Verhalen als ‘De razernij van de pest’, ‘In de steppe’ en ‘Op weg naar de vrolijke beschaving’ zijn gesitueerd in landschappen ver weg van alles, die bestaan in een land als Nederland. Hoe legt u deze wereld uit aan een Nederlandse lezer?
“Ze bestaan in een land als Nederland, maar ook ergens in Argentinië. Het zijn de materiële, fysieke bouwstenen, referenties waarmee de lezer de wereld, die hem wordt voorgesteld, opbouwt. Woorden roepen, in tegenstelling tot filmbeelden, de persoonlijke wereld van de lezer op. Een woord roept iets op, en wij reageren daarop met onze persoonlijke levenservaring. Als ik zeg ‘het huis was oud maar rechtschapen’, dan zal iedereen zich daar een idee bij vormen. Ik speel graag met die materialen van de lezer omdat ik vind dat dat iets heel levendigs en intiems heeft, en omdat ik er dol op ben dat de auteurs die ik het meest bewonder, erin slagen om mij, wanneer ik ze als lezeres lees, dingen te tonen die ik bijna kan aanraken, zo nabij voelen ze.”
In verhalen als ‘Hoofden tegen het asfalt’ en ‘De zware koffer van Benavides’ neemt kunst een hoofdrol in. Wat is de rol van kunst in uw ogen?
“Ik ben dol op kunst, ik kom uit een familie van beeldend kunstenaars, ik geef me eraan over en laat me ontroeren. Maar wat betreft fictie interesseert me vooral het bedrog, hoe vals en pretentieus kunst kan zijn, de schade die het kan veroorzaken als het niet echt is en in plaats daarvan geprogrammeerde bedoelingen heeft. Dan wordt kunst net zo gewelddadig als vele andere vormen van geweld waar we dagelijks onder lijden. Ik geloof bovendien dat we kunst moeten ontheiligen, democratiseren. We moeten bijvoorbeeld begrijpen dat literatuur niet bestaat zonder te worden gelezen en dat er daarom geen werk is zonder lezer, de lezer heeft de leiding, in zijn of haar verbeelding speelt zich een groot deel van het verhaal af, wat dat ook is.”

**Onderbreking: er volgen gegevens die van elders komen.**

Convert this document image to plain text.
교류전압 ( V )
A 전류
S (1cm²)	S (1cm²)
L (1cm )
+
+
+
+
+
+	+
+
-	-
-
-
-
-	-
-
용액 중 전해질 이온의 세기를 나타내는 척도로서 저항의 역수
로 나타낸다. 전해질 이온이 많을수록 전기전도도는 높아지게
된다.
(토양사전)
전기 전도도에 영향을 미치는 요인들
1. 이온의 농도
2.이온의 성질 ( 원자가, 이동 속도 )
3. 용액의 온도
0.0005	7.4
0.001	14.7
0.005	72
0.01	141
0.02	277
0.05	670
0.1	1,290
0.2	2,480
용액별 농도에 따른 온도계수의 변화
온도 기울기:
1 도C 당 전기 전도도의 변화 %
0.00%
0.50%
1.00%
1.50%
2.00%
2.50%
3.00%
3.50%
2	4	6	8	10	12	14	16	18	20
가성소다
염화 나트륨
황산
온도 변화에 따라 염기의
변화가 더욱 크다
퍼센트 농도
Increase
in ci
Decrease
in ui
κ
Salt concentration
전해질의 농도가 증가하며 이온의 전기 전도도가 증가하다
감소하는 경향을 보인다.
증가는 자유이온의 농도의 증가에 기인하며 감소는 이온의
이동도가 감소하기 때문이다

In het verhaal ‘Onder de grond’ verdwijnen kinderen. In hoeverre is er een parallel met de verdwenen kinderen van de Argentijnse dictatuur?
“In die zin heb ik het helemaal niet bedoeld. Dat geldt ook voor het verhaal ‘Een hond doden’, waarover ze me deze vraag soms ook stellen. Die bedoeling heb ik er niet mee gehad, maar als zulke betekenissen aan die verhalen worden toegekend, dan ga ik daar niet tegenin. Het zijn verhalen vol betekenis en het is de lezer, met zijn of haar vooroordelen, opvattingen over de wereld en culturele bagage, die ze naar eigen inzicht aan de verhalen hecht of ze ervan losmaakt. Ik ben geboren toen de laatste Argentijnse dictatuur begon, en ik was te klein om te begrijpen wat er aan de hand was. Maar als je de situatie niet begrijpt, betekent dat niet dat je de angst niet voelt, het gevaar, of de dreiging van geweld om je heen. Verklaringen ontbreken, alles lijkt in stilte te gebeuren, maar je weet dat in de duisternis een soort monster verborgen moet zijn en dit is uiteindelijk iets wat wordt gezegd over bijna alles wat ik schrijf. Wat ik zeggen wil, is dat dit verleden, hoewel ik er niet aan denk wanneer ik schrijf, duidelijk zijn stempel op mij heeft gedrukt.”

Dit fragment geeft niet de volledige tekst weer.